Eeee öyleyse insanlık neden bu kadar net bilgi önündeyken
nasıl oluyor da yaratanının kendisini tanımasına izin vermediği bir noktada
ısrarla yaratıcısını aramak zorunda. Bu zorunluluk sonucu da mutlak olan
yaratıcının adını kullanan sahtekarların pençesinde kıvranıp durmaktadır.
Tabi yaratıcısını ısrarla aramak zorunda bırakılan insan
kendine güvenemeyince önüne konan masal bile denemeyecek saçmalıklara inanarak
yaratanının emirlerini yerine getirmeye çalışıyor.
Peki nasıl olmuşta Gökkuşağını Hera’nın giydiği elbise
gibi gören insandan bugünkü insanlara ulaştık.
İsrail Filistin savaşı başlı başına insanların durup
Hera’ya kızmaları gereken bir şey gibi geliyor bana.
Çünkü 4 kutsal kitaptan biri olan Zebur Hz. Davut’a
verilmiş Yahudiler de bu kitap üzerinden masal bile olamayacak palavralarıyla
tüm insanlığın gözüne gözüne soka soka katliam yapıyorlar.
Diğer taraftan Hamas Kur’an-ı Kerim inancıyla şehitlik
mertebesine ulaşıp cenneti garantilemek için kendince hem saldırı hem de
savunma yapıyor.
Yav burada şu soru sorulmaz mı?
Bir birlerini boğazlayan bu 2 insan grubunun ikisi de
yaratan olarak aynı yaratıcıyı kabul etmiyorlar mı?
Eeee sinagog mu mantıksız cami mi? Bu soru niye
sorulmuyor.
Ben size bir sır vereyim mi?
Kadın karşısında çaresizliğini gören erkekler ne yapalım
ki kadınların elinde oyuncak olmayalı mı çok iyi düşünmüşler.
Veee yaratan izin vermeden asla yaratanımızı anlamamız
mümkün değilken mutlak olan yaratanı kullanarak kadını saf dışı edip
kendilerine köle haline getirmişler.
Kadınlarda tembellikten olsa gerek kuzu kuzu gönüllü köle
olmuşlar.
Bu fikre nasıl ulaştığımı yazayım.
SCS konusunu Dünya’ya ulaştırmak için mücadele ederken
kadınların neden sahip çıkmadığını anlamakta zorlanıyordum.

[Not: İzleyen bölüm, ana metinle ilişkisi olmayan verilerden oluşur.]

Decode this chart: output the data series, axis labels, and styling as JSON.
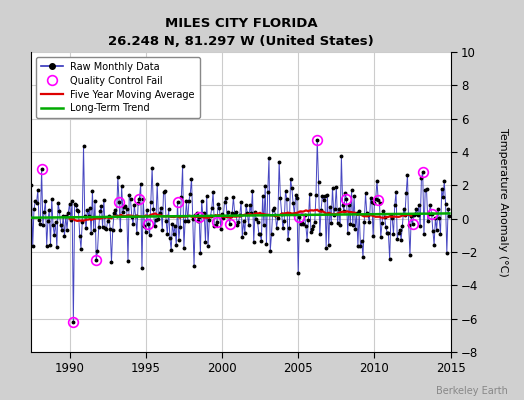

Son 5 senedir ısrarla kadınları ekonomik özgürlüğüne
ulaştırmaya çalışıyorum ki kadınlar SCS ye sahip çıksınlar.
Başarılı olabiliyor muyum? Asla. Çünkü hiçbir kadın kendisinin erkekten
üstün yaratıldığına inanmıyor. Erkeği dünyaya getiren büyütüp besleyen onu var
eden hiçbir kadın erkekten üstün olduğunu kabullenmiyor.
Engel kim mi? Tabi ki erkekler değil. Kendi yarattığını
kabul etmeyen kadınlar.
Tersten söyleyeyim. SCS kadın konusu olmasaydı da erkeğin
elinde olsaydı şimdi tüm Dünya’ya ulaşmış Dünya’da savaşlar bitmiş ADALETLİ BİR
DÜNYA’nın mümkün olduğunu tüm insanlık görmüş olurdu.
Heyhat. Maalesef SCS kadınların anlayabileceği ve takip
edebileceği bir konu. Böyle olunca da aptallaştırılmış kadınları elinden
kaçırmak istemeyen erkekler konuyla ilgilenmiyorlar.
Kadınlar ise kendinize güvenin diyen benden kendi
kızlarım dahil öcü görmüş gibi kaçıyorlar. Çünkü sorumluk almak kolay değil.
Aptal aptal yaşamak ise çok ama çok kolay.